My advice would be that there's merit in starting off your career in a large, serious, engineering-oriented company - not a startup or SME, but it doesn't have to be FAANG or similar either. For me it was Siemens, a traditional engineering company. It wasn't glamorous but it was sensible and positive. These places have graduate programmes and actively develop their new junior staff in a structured way. They also have serious processes and methodologies that serve you extremely well in industry, even if in some contexts later in your career you choose to ignore them.
This also looks good - from an employer perspective, it shows that you have been accepted into and prospered somewhere reputable.
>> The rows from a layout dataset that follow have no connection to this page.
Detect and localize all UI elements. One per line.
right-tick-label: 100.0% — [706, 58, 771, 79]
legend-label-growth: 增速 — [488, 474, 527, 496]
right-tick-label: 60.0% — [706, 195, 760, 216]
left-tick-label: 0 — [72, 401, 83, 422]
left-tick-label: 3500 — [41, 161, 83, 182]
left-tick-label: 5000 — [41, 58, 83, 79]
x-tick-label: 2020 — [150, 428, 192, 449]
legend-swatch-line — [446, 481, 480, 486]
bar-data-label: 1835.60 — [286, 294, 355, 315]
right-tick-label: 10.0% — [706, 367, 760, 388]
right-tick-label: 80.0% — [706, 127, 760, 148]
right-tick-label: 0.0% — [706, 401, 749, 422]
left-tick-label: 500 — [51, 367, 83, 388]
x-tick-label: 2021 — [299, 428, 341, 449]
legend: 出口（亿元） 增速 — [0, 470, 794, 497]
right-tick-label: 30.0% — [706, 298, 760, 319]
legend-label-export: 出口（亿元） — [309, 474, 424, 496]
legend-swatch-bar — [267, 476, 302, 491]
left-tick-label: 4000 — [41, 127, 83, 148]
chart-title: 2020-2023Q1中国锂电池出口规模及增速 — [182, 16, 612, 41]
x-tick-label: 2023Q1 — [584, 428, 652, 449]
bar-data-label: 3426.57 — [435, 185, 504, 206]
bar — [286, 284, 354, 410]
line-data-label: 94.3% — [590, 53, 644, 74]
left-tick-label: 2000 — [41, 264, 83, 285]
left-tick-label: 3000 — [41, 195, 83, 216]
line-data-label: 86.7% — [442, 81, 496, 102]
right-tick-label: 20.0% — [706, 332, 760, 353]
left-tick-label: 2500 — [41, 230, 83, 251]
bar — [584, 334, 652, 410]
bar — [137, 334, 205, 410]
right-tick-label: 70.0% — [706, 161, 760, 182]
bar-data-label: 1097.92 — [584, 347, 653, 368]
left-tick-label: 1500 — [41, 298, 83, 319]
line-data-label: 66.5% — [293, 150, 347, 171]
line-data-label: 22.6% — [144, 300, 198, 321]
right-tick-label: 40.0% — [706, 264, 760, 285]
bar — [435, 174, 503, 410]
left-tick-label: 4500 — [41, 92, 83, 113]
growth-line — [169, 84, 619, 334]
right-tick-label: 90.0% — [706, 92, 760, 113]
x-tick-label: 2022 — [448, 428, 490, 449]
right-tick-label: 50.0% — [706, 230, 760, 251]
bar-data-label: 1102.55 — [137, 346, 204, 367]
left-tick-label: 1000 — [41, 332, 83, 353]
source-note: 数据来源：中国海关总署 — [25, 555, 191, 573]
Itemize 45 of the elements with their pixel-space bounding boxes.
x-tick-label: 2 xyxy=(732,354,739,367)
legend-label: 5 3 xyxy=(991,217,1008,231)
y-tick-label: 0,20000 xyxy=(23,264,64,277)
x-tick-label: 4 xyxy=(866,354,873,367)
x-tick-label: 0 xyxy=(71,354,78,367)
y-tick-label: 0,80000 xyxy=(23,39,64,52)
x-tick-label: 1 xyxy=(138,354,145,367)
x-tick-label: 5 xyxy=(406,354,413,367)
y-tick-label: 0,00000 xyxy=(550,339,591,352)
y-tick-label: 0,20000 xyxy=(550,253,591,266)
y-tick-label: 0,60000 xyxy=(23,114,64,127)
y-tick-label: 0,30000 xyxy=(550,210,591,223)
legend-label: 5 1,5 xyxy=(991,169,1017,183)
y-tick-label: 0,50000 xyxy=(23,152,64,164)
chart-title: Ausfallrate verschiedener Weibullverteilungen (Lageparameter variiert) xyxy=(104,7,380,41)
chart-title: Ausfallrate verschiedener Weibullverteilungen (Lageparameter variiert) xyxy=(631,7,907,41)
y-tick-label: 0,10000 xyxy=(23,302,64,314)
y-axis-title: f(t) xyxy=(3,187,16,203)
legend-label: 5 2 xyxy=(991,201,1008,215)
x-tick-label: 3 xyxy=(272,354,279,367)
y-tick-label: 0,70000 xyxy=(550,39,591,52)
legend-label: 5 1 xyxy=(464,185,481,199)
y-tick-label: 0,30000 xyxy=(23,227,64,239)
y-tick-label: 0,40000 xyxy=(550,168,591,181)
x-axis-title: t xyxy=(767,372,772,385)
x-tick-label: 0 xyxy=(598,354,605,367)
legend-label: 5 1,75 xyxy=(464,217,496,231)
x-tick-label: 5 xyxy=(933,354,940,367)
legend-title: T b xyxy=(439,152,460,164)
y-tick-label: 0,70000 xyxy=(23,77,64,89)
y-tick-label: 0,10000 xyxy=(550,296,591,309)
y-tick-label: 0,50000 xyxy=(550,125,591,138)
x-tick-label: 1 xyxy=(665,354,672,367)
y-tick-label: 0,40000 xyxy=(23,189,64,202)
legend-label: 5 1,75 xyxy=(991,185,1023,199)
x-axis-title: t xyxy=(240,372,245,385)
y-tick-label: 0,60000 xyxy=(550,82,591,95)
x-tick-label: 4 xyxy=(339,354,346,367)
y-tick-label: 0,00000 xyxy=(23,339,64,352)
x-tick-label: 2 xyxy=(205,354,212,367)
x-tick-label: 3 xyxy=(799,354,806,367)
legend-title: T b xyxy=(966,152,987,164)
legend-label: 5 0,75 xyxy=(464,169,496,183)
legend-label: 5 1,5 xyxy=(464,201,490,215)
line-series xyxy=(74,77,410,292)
You come out of formal learning as an inexperienced blank canvas and it's very likely that you will have learnt how to do things well at a big corporation, whereas someone who has only ever worked at a startup may not adapt well to more risk-averse engineering or corporate processes. It's possible that all their experience has been writing software in a very loose, cavalier fashion.
But, once you've established this, you're not bound to stay forever. As you identified, there's a fear that you must remain in that big name world to stay employable, but it's a myth. You can learn a lot from a startup culture or an SME, provided it's not your only influence. And there is an inverse - you can get institutionalised by staying in one place or one type of environment. I left Siemens and worked for an SME no one has ever heard of, and it's there that amongst other things I was able to blend development work with customer facing consultancy in a way that would have been very difficult in a larger company with more mature, inflexible role definitions. It taught me a lot, years into my career. And now without any difficulty getting hired out of there, I'm back at a household name corporation where I apply the different things I got from my different experiences.
Your outlook is extremely smart, insightful and self-aware. Treat your career with respect that the future version of you will be grateful for, and keep your options open, but do what makes you happy and fulfilled.